Prefect raises $32M for dataflow automation technology
Data startup Prefect is looking to grow its open source project and commercial business to help organizations manage automated data pipeline requirements.
Open source dataflow automation startup Prefect on Thursday said it raised $32 million in Series B funding, bringing the vendor's total funding to $57.6 million.
Prefect, based in Washington, D.C., develops a technology platform that enables organizations to build automation for moving data from a source to a target location so the data can be used for data science, analytics or business intelligence.
Prefect's founder and CEO, Jeremiah Lowin, spent four years working on the open source Apache Airflow project, which provides some data pipeline automation capabilities. Lowin created the open source Prefect project to respond to what he saw as a need for more automation and data engineering capabilities than Airflow provides. Prefect also provides the commercial Prefect Cloud service, a managed service for dataflow automation.
In this Q&A, Lowin explains why the vendor is raising money and what the dataflow automation field is all about.
The funding round was led by Tiger Global with participation from new investor Bessemer Venture Partners.
Why are you now raising a Series B?
Jeremiah Lowin: Our community and the use of our product is exploding so much faster than we can keep up with it at this time.
We have tried to answer every question in our Slack community within 15 minutes from day one. Today, people are joining that Slack community at a rate of almost up to 1,000 a month and we have a team of only 20 people. So we are really straining to continue to deliver that same level of commitment. We need to deploy more resources and more people to help deliver value, not only in our commercial products, but in open source as well.
We see the data stack as a whole just exploding in terms of attention and the need for Prefect is growing exponentially. It was just an extremely opportune moment to scale the company.
So on the expansion front, we're hiring 50 people. We're really taking a holistic look at our products and wondering where we can really move the needle and tackle use cases that tools in our space have been historically unable to tackle. On the partnership front, we've just announced a partnership with Microsoft and we have a lot of ecosystem partnerships that we'll be developing and announcing over the next few months.
What is Prefect's conception of dataflow engineering?
Lowin: My background is as a data scientist and machine learning researcher. I spent most of my career doing risk management for financial services firms and investment companies.
I was on the PMC [Project Management Committee] of Apache Airflow, which was a wonderful tool when I was dealing with daily latencies and slow-moving, regularly scheduled batch processes. But the analytics world is not like that.
We define dataflow automation as extending state-based pipelines, which is to say pipelines that depend on simple criteria, like did this step succeed, or did the step fail? When a data science pipeline fails, you just run it again. There's no concept of resuming or responding to failure in a first-class, fully automated way.
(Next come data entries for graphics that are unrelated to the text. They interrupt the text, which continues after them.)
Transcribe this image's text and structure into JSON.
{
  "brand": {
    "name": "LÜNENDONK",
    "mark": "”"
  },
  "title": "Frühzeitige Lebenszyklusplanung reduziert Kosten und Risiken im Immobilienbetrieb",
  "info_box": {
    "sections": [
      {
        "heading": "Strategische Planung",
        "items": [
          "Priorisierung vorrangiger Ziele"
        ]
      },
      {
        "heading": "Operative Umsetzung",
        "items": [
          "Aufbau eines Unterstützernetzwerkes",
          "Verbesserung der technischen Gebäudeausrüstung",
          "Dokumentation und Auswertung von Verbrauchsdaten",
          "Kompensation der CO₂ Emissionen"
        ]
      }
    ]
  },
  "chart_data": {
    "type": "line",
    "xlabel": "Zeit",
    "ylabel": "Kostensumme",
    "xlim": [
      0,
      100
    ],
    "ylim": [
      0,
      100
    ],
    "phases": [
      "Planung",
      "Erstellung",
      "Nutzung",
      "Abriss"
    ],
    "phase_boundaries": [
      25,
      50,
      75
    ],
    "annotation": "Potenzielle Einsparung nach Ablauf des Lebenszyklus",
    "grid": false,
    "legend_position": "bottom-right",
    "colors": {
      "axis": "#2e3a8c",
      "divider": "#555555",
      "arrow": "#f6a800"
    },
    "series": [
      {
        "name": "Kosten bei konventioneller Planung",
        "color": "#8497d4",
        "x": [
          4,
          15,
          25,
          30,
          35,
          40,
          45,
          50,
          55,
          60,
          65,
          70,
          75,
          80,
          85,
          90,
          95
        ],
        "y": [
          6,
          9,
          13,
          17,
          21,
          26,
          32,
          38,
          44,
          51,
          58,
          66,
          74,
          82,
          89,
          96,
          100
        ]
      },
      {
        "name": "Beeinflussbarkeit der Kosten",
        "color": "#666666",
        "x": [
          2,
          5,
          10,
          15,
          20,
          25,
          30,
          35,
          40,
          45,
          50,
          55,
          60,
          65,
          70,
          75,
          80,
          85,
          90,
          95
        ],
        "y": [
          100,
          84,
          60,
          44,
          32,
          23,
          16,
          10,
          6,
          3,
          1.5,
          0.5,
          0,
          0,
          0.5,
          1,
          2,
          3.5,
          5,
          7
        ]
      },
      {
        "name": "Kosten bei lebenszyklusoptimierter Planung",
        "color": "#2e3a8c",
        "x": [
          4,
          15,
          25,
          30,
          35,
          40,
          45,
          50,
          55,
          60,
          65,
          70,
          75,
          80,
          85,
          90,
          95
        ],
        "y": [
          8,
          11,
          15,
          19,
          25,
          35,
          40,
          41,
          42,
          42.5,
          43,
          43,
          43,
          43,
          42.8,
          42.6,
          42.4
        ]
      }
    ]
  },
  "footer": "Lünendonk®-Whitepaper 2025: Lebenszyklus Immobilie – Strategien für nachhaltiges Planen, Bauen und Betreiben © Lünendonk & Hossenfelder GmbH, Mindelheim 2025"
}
Dataflow automation is about merging the semantics from the data engineering world where the state-based transitions and responding to failure are critical and imbuing those pipelines with the data transmission capability from the data science world.
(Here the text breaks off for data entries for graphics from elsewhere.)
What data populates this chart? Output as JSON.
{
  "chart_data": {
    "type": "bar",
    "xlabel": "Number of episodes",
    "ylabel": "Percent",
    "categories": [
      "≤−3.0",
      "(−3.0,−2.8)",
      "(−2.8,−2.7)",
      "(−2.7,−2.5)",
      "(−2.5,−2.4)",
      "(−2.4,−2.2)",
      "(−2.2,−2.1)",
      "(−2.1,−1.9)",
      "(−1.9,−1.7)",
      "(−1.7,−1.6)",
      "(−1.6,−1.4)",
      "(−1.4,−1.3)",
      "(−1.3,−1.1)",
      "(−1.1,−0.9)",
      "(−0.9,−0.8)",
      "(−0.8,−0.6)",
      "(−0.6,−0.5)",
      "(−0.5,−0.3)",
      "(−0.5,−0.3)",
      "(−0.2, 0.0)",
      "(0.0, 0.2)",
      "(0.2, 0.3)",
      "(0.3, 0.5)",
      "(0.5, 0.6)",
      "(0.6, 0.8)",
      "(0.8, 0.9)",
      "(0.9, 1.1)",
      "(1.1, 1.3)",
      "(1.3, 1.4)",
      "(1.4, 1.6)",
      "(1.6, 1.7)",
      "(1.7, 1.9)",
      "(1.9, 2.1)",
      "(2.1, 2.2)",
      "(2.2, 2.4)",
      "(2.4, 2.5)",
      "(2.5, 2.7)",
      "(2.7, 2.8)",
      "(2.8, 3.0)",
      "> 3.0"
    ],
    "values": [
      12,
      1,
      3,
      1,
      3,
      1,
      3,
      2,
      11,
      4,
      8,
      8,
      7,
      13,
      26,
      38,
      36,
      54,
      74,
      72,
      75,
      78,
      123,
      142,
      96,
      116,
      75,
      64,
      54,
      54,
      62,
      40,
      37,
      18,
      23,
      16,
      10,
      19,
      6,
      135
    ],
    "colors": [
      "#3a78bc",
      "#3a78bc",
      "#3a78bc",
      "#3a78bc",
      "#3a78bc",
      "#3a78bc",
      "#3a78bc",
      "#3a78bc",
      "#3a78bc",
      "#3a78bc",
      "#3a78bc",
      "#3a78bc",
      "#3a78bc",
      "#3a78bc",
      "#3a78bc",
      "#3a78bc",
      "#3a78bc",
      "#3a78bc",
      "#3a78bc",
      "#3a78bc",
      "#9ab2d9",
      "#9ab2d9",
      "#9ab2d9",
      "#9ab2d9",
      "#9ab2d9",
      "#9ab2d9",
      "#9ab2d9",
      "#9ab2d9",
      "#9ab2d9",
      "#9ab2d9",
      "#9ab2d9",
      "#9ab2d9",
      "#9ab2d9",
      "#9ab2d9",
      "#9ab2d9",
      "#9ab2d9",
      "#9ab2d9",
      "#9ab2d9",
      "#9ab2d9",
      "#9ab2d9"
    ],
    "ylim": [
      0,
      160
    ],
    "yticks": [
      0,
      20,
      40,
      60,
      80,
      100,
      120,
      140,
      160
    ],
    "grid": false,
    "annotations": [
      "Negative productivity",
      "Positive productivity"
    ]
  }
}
Jeremiah LowinFounder and CEO, Prefect
Prefect makes software that makes automating data pipelines straightforward. We provide scheduling, monitoring, logging and retries, and other features that really take a significant burden off of data scientists and engineers who are much more focused on business objectives.
Anywhere that there's a need for governing the motion or transmission of data or an analytic, there's an opportunity for a disruptive failure, and consequently, for an orchestrator like Prefect to add value by guarding against those failures.
What is the intersection between dataflow automation and data quality?
Lowin: The dataflow orchestrator is often the place where it's natural to attach the data quality and data governance checks.
We work closely with the team at Superconductive that makes the open source Great Expectations data quality project, which is a really cool tool.
As the data workflow orchestrator, it's very important to us that a tool like Great Expectations has a really natural integration with our product.
What do you see as the key challenges for dataflow automation and Prefect?
Lowin: So one of the biggest challenges we see is actually that homegrown workflow systems are built by users. They're built around a very specific instance of a problem that emerge in a very specific part of the business and then that person will almost become the leader of the orchestrator within that organization.
It's no coincidence that if you look out at the world, you'll see hundreds of data pipelining tools that have been open sourced by engineers and large companies who thought: 'Maybe other people have this exact same problem and use case.' Inevitably, they don't, because these tools are insufficiently generalized to handle the use cases of most companies.
I think a majority of our users, our customers, in fact, are coming off of homegrown systems that have just become way too much of a maintenance burden. So I think one of the greatest challenges here is actually that instinct not to reach for a third-party tool. As a stereotypical engineer, you'd solve the problem yourself. That's what you do.
Editor's note: This interview has been edited for clarity and conciseness.